Chemnitz - Im Ortsteil Grüna wird wieder in die Hände gespuckt: Rund zehn Bürger beteiligten sich am ersten Arbeitseinsatz für den Bau einer neuen Wasserleitung zum Teich an der Bergstraße.

Für ihren Teich knien sich die Bürger Grünas tüchtig rein - hier beim Arbeitseinsatz (v.r.) Günter Bunk, Karl Zimmermann und Herbert Heiber.
Für ihren Teich knien sich die Bürger Grünas tüchtig rein - hier beim Arbeitseinsatz (v.r.) Günter Bunk, Karl Zimmermann und Herbert Heiber.  © privat

Das Gewässer ist zugewachsen und teilweise verlandet, weil die alte Verbindung zu einer Quelle verstopft ist. "Der Teich ist ein wichtiges Biotop. Heimatverein und Ortschaftsrat wollen für frisches Wasser sorgen", sagte Vize-Ortsvorsteherin Carola Hilkmann (46, Freie Wählervereinigung).

Nachdem die Genehmigungen eingeholt waren, trafen sich Mitstreiter aus Verein, Politik sowie Anwohner mit Spaten und schwerem Gerät, zogen einen ersten Graben von der Jungfernquelle Richtung Teich. 

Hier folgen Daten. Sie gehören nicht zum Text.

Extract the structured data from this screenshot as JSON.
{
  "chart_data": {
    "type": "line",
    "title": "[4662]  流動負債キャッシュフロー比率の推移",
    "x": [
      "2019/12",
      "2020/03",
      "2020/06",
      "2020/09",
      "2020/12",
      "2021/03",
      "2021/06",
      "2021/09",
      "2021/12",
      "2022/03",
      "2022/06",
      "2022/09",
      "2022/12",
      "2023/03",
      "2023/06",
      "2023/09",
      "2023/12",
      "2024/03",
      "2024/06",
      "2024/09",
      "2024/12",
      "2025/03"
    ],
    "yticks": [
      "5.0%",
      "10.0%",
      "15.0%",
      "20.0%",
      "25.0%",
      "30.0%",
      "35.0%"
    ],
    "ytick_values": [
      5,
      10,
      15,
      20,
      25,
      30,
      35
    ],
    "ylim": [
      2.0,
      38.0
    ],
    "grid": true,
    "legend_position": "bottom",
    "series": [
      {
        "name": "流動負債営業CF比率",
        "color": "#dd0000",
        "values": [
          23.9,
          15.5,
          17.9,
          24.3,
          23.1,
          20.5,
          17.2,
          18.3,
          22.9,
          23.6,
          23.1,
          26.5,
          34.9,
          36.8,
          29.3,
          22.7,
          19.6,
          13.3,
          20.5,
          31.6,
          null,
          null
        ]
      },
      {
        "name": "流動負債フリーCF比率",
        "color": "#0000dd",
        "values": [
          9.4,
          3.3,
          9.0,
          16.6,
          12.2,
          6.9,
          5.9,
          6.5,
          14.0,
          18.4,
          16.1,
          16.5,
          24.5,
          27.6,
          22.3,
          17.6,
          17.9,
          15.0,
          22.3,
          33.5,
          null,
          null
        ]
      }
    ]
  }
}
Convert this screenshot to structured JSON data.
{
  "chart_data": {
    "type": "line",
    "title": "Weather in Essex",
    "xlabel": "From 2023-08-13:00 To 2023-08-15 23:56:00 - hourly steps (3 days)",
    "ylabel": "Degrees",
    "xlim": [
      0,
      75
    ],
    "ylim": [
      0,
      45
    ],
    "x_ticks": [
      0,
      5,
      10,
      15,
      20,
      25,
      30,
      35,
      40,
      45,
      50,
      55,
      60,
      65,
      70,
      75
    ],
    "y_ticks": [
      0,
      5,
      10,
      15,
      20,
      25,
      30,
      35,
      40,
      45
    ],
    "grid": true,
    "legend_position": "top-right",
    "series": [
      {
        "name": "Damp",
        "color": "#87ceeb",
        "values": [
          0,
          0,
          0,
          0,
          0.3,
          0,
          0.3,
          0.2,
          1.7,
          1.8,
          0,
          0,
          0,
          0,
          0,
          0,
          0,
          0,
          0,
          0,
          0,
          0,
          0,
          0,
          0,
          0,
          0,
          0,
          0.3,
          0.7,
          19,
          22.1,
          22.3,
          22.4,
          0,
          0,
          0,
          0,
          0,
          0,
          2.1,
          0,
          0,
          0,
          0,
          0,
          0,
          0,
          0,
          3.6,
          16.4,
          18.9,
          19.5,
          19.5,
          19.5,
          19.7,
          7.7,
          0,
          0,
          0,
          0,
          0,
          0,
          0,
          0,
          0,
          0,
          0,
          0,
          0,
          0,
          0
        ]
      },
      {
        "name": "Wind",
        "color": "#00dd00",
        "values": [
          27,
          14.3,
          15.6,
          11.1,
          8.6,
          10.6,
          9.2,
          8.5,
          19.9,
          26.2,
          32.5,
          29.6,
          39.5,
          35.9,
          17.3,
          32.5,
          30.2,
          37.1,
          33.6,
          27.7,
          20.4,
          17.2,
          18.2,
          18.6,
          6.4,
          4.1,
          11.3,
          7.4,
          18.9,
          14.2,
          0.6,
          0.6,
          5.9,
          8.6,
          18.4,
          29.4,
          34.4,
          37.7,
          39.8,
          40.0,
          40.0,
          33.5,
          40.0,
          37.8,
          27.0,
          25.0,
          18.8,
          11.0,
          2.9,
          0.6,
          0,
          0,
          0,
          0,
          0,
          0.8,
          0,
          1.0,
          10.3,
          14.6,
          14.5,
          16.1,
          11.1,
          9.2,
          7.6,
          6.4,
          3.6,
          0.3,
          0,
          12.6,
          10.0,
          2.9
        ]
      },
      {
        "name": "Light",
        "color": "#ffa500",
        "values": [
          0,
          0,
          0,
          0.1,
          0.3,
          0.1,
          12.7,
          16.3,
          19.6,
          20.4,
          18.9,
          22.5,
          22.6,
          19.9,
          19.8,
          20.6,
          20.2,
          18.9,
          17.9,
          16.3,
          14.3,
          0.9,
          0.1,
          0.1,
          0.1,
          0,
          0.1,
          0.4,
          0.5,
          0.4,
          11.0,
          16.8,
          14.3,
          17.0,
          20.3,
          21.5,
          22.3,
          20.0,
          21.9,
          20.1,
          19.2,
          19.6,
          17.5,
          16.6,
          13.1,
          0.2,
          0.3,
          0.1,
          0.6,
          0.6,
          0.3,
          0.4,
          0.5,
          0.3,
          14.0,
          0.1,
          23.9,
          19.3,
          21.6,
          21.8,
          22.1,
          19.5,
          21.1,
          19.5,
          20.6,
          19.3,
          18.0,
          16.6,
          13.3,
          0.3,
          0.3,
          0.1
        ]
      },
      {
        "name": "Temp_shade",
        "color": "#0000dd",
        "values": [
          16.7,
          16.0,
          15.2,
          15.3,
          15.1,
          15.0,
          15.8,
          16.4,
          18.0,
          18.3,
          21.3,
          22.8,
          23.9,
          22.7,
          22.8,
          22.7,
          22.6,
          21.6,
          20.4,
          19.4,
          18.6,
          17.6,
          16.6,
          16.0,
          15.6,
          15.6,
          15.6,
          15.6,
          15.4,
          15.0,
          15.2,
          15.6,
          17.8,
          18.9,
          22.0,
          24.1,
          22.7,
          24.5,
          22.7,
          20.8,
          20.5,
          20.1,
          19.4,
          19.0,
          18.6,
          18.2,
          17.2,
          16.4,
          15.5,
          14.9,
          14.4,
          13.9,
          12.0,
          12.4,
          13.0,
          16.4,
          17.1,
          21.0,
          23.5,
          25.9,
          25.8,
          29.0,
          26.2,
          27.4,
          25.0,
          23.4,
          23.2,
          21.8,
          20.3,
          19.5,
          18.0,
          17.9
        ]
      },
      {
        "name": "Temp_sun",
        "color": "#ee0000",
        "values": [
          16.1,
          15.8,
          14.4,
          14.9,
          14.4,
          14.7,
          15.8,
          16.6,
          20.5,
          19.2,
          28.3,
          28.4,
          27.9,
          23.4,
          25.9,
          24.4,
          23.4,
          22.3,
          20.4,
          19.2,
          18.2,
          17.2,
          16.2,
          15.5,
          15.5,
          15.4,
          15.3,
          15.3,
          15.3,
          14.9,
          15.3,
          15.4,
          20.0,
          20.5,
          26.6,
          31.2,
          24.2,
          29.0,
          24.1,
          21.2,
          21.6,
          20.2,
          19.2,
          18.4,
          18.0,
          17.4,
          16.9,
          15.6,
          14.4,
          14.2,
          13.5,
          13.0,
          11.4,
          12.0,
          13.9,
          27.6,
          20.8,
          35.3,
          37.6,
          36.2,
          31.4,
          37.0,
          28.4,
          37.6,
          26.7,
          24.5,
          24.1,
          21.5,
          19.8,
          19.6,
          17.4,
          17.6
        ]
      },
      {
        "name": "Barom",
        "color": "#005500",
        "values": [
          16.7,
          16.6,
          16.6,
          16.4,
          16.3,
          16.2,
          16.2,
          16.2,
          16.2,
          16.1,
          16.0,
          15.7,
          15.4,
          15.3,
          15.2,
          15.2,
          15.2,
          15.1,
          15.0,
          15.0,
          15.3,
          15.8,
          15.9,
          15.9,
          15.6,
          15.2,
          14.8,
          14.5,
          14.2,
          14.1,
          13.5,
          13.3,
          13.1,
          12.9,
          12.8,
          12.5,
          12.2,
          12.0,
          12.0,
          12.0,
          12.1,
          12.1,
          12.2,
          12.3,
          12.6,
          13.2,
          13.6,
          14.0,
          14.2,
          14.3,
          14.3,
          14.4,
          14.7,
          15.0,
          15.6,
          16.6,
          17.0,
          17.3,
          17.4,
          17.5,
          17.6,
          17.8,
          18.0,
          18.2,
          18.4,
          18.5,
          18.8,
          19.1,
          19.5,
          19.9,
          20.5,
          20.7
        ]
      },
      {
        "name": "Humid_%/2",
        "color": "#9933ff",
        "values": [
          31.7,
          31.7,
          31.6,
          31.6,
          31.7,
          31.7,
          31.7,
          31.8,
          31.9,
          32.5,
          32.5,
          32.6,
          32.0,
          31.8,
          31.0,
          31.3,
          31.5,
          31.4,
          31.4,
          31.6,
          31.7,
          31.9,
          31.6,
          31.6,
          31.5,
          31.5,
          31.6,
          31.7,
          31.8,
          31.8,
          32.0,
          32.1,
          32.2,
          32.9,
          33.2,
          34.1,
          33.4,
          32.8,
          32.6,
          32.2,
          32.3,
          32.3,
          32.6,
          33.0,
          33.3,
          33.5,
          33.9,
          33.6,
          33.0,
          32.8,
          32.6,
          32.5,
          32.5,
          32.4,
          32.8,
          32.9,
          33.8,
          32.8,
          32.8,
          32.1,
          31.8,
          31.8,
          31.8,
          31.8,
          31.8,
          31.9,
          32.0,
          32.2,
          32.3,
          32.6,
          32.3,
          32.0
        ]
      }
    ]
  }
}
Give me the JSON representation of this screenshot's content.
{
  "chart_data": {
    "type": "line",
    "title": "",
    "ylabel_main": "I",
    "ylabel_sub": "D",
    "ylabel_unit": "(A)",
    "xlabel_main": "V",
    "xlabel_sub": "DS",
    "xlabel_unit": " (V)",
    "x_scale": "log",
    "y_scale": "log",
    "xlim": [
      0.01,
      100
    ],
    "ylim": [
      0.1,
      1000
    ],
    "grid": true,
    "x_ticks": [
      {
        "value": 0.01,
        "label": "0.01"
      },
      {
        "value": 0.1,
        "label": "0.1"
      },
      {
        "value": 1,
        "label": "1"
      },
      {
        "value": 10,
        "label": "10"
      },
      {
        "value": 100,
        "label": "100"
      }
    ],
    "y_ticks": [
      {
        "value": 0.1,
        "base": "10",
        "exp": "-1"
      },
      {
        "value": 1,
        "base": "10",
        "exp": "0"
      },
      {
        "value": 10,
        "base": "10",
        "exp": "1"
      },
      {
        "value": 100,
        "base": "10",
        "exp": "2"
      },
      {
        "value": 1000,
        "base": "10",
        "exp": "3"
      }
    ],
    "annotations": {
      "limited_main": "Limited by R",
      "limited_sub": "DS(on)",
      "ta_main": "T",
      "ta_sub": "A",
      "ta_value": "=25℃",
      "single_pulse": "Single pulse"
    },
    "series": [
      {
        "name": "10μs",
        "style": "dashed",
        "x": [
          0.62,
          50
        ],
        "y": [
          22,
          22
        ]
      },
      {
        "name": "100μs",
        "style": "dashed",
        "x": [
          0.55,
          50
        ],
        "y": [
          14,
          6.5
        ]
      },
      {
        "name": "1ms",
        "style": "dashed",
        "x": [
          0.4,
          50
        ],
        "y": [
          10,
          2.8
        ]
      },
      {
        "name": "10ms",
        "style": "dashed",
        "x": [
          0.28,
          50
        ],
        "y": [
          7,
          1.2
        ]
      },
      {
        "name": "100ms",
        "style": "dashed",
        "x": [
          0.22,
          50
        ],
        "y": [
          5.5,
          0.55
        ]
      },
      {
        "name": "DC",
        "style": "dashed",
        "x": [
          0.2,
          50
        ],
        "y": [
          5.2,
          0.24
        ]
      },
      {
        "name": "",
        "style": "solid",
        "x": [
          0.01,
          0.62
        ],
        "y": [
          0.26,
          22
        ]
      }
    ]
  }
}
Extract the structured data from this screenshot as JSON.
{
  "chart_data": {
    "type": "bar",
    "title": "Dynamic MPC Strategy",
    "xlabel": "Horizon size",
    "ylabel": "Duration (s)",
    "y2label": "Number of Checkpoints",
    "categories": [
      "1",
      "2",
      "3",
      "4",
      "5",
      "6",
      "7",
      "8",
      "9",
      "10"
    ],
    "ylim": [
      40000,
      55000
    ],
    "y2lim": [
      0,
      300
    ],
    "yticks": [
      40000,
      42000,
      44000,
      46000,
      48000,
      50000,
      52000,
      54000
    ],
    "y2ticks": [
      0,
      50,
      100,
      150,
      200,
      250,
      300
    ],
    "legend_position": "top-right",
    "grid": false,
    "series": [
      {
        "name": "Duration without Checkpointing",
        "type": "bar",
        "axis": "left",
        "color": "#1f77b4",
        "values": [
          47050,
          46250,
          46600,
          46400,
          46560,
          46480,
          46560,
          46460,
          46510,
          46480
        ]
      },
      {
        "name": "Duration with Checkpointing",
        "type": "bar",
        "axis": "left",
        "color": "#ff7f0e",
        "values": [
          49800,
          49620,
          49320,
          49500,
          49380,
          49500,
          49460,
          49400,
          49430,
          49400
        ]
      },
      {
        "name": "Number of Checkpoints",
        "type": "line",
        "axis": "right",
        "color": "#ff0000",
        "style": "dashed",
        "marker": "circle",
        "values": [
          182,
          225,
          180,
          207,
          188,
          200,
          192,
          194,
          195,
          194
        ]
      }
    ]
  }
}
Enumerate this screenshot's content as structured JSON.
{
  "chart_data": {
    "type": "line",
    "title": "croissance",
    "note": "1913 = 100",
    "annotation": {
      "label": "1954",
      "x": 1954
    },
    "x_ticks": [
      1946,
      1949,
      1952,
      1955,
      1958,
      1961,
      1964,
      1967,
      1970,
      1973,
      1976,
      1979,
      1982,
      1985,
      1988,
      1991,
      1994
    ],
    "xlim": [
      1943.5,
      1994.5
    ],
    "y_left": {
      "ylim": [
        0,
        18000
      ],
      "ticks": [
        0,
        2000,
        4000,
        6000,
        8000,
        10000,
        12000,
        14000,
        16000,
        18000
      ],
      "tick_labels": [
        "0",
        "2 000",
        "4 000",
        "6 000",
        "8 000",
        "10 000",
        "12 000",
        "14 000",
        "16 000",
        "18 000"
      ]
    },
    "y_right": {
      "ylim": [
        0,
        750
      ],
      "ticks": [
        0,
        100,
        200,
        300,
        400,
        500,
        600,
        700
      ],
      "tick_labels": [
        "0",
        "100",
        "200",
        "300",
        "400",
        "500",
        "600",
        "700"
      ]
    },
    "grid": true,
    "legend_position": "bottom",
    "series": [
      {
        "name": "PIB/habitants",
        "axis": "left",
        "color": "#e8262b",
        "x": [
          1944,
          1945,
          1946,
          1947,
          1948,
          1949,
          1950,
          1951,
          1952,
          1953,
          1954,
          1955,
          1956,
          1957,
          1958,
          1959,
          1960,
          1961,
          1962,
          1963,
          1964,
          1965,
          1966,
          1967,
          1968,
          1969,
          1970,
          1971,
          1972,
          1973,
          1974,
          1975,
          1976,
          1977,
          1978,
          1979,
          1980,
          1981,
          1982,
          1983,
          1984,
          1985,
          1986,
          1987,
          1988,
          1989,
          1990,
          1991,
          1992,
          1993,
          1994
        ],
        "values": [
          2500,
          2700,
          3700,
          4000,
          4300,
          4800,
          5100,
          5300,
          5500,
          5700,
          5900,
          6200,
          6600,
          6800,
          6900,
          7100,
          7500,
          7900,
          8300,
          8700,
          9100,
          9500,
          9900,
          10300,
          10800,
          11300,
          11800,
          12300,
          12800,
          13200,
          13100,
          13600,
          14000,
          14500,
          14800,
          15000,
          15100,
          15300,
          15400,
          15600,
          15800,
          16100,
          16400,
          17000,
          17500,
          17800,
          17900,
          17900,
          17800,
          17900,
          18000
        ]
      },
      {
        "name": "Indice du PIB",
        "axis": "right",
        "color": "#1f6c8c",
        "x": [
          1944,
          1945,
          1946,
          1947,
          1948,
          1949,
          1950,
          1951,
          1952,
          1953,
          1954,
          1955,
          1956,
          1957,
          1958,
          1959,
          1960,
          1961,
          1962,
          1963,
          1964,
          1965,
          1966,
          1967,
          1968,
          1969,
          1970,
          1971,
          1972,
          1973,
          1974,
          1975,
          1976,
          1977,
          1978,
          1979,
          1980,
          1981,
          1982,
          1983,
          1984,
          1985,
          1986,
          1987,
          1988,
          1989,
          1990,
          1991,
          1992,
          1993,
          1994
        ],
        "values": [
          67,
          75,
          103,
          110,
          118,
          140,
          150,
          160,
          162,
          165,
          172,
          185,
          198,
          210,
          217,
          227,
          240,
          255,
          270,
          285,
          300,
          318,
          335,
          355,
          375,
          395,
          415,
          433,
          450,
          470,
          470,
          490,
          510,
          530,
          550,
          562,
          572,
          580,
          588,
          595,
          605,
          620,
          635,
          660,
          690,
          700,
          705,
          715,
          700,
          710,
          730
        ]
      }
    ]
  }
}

Nächsten Sonnabend geht es weiter. Dann wollen die Helfer einen Anschluss an eine bestehende Wasserleitung schaffen. 2021/22 soll die Leitung in Eigenleistung fertig sein.

Ortspolitiker Bernhard Herrmann (54, Grüne) ist begeistert: "Ein gemeinsamer Arbeitseinsatz wie vor 40 Jahren. Gemeinsame Ziele verbinden eben."

Das nötige Geld schoss der Ortschaftsrat vor. Die Grünaer hoffen aber noch auf einen Zuschuss aus dem Topf für die Kulturhauptstadtbewerbung.